— Ганнибал! — воскликнула Долли и, подбежав, обняла благородную голову коня, — мой дорогой, мы все по тебе соскучились, шептала она в бархатное ухо, — ты спас Элен, спасибо тебе!

Красавец-конь положил ей голову на плечо, потерся щекой о волосы княжны и легко стукнул копытом о пол денника.

— Сейчас мы с тобой поскачем, — успокоила его девушка.

За ее спиной кто-то тихо кашлянул. Долли обернулась и увидела высокого светловолосого молодого парня в распахнутом коротком тулупе, который, стоя за ее спиной, мял в руках шапку.

— Чего угодно, барышня? — робко спросил он.

— Тебя как зовут? — поинтересовалась княжна.

— Архип, — парень мялся, не зная, что делать дальше.

— Оседлай мне Ганнибала, Архип, и расскажи, как он тут жил.

Парень бросился за седлом, рассказывая на ходу про коня.

— Он здесь уже год, я сам за ним ухаживаю, выезжаю на нем, чтобы не застоялся, я ему все самое лучшее даю, — рассказывал Архип, седлая коня.

В последний раз подтянув подпругу, он вывел жеребца из денника и повел на улицу. Долли последовала за ними. Подставив девушке сложенные в замок руки, конюх подсадил ее в седло и посоветовал:

— Вы бы, барышня, по большой дороге ехали, тропы уже снегом засыпаны.

— Хорошо, — согласилась Долли и поскакала к подъездной аллее.

Ганнибал радостно нес княжну мимо заснеженных деревьев парка. Впереди показалась красивая церковь, а за ней большое село Марфино, раскинувшееся на берегу тихой речки Сосенки. Долли направила Ганнибала к церкви. Изящный храм был построен еще ее прадедом Иваном Павловичем Черкасским в модном тогда стиле барокко и был освящен в честь Рождества Пресвятой Богородицы.
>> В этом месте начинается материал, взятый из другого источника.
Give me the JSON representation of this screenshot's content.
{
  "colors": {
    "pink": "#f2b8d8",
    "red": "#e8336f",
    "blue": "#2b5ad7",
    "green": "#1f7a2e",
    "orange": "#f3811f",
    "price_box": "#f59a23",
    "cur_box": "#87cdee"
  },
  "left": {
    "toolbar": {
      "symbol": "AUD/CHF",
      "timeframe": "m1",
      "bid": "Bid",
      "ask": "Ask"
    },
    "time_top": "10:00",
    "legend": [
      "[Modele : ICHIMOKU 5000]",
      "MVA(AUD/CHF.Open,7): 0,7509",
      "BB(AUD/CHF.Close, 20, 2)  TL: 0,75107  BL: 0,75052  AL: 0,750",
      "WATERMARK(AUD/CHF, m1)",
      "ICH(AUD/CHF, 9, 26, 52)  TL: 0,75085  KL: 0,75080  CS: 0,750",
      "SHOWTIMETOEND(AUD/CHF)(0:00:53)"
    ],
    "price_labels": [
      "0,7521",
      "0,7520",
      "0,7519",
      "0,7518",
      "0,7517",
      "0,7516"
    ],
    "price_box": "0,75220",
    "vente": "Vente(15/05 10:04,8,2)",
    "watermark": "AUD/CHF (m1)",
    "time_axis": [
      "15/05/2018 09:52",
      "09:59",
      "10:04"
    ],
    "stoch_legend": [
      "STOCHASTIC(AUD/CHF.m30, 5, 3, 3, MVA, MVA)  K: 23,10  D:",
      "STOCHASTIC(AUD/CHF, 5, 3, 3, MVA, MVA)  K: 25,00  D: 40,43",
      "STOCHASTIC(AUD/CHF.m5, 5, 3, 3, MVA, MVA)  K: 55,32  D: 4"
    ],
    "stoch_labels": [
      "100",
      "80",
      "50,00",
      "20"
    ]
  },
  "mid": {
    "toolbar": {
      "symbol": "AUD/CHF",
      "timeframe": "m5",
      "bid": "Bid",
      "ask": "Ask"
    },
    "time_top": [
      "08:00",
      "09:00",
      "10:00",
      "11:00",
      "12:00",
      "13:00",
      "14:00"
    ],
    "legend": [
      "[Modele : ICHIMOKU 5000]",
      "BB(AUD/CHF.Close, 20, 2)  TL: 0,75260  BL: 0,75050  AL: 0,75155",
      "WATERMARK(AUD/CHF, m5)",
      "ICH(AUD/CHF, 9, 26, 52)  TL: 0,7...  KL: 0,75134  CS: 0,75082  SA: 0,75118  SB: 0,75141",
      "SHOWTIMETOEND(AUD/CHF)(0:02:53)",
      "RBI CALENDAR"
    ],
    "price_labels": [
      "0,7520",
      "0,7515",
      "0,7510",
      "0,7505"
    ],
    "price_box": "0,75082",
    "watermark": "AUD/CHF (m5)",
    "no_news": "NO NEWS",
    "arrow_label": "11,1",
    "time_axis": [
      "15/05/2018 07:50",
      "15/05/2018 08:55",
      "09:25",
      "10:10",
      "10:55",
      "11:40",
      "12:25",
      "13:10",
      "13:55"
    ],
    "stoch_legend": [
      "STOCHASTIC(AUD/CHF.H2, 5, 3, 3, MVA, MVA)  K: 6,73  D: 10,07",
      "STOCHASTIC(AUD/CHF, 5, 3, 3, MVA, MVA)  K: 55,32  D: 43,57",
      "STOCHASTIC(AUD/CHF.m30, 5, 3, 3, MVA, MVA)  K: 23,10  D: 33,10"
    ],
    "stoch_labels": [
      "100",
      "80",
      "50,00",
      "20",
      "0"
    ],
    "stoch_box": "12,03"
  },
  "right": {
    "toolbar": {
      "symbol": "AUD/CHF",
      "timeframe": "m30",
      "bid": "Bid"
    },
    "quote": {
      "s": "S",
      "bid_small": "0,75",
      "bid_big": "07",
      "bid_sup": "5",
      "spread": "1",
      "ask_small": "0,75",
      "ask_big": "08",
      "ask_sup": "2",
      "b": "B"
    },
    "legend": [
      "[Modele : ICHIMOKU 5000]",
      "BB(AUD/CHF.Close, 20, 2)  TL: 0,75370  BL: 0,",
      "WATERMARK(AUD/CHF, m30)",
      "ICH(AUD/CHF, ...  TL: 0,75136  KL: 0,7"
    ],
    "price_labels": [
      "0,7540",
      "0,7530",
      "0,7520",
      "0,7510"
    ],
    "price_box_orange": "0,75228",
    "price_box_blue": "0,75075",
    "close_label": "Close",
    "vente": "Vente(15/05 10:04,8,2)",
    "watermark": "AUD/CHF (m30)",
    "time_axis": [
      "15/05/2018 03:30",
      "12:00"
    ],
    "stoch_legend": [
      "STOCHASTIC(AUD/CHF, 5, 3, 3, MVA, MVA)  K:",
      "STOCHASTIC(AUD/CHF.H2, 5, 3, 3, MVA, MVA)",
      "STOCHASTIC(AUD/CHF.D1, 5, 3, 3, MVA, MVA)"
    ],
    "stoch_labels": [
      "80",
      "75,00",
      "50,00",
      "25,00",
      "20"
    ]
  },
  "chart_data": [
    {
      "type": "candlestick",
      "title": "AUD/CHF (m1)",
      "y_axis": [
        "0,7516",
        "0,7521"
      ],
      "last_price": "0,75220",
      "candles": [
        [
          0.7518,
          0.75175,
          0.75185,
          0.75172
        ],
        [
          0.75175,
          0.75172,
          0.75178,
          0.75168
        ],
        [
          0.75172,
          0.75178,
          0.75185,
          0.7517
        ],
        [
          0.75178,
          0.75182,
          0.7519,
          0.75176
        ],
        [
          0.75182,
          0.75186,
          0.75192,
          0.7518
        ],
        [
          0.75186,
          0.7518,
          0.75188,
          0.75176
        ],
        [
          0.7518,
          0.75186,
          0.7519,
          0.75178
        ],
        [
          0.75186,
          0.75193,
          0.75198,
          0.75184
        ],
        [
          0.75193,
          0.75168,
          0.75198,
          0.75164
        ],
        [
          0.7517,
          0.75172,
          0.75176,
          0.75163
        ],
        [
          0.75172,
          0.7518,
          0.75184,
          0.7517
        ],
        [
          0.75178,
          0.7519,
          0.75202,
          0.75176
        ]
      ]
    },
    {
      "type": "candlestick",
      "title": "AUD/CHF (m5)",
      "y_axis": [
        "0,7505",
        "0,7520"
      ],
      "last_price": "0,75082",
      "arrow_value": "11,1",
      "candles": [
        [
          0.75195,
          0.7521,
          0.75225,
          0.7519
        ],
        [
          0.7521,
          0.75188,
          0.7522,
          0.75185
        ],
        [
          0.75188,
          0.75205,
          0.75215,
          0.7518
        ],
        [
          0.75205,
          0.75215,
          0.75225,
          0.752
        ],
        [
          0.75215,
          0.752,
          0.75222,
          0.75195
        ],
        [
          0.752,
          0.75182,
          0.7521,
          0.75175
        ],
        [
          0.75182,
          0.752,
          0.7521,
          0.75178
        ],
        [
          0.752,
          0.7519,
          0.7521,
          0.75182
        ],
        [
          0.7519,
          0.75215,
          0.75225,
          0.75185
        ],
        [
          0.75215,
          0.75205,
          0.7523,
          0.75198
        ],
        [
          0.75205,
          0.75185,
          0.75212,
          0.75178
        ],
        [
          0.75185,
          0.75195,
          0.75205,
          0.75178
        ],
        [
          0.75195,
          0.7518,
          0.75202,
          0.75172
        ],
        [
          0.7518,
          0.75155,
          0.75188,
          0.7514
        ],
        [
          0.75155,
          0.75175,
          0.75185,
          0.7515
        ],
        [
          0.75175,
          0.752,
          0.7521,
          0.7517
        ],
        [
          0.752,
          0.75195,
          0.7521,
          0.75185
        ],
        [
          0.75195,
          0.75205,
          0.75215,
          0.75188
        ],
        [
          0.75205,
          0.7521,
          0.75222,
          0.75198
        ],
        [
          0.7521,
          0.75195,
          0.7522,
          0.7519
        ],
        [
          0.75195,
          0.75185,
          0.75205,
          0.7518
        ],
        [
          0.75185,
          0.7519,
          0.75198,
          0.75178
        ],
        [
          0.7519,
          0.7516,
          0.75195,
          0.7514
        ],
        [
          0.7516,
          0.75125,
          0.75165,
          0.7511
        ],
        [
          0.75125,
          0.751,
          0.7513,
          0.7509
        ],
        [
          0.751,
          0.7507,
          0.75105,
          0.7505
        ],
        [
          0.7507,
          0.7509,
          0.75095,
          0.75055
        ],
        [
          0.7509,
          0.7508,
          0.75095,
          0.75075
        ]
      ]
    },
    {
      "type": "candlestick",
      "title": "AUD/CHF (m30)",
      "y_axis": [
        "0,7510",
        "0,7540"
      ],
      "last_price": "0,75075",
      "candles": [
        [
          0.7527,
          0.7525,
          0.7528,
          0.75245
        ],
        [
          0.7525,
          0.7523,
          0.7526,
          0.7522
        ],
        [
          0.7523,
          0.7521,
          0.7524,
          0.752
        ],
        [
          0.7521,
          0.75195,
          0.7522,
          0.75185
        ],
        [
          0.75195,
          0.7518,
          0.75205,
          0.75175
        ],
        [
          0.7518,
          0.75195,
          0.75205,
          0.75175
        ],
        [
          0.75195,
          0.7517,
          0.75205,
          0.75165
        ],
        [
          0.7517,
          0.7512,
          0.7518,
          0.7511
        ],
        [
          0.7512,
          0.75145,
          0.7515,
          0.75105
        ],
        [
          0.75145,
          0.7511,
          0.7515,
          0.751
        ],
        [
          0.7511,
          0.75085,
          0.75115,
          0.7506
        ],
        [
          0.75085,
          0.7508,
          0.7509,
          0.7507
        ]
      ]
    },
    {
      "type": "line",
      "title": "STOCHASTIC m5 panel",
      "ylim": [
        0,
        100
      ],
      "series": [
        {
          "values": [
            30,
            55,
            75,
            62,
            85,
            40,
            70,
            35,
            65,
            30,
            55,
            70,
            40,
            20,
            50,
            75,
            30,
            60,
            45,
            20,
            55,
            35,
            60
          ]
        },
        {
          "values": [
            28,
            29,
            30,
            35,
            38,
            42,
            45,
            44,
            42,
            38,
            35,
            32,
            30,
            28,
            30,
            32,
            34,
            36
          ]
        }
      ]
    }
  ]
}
Светло-желтые стены, белые колонны и фронтоны окон, золотые купола на фоне покрытых инеем деревьев были такими яркими, что церковь казалась сказочной и даже какой-то нереальной.

Между храмом и парком лежало кладбище. Долли спрыгнула с коня, привязала его к дереву, росшему около ограды, а сама пошла к мраморному надгробью, поставленному над могилой родителей. Белый ангел, склонив колена, молился на высоком мраморном постаменте с простой надписью: «Светлейший князь Николай Никитич Черкасский и светлейшая княгиня Ольга Петровна Черкасская» и датой «1805 год». Долли подошла к могиле и погладила родные имена, высеченные на мраморе, а потом прижалась к камню лбом. Легкий ветерок поднял поземку около ее ног, как будто родители подали ей знак.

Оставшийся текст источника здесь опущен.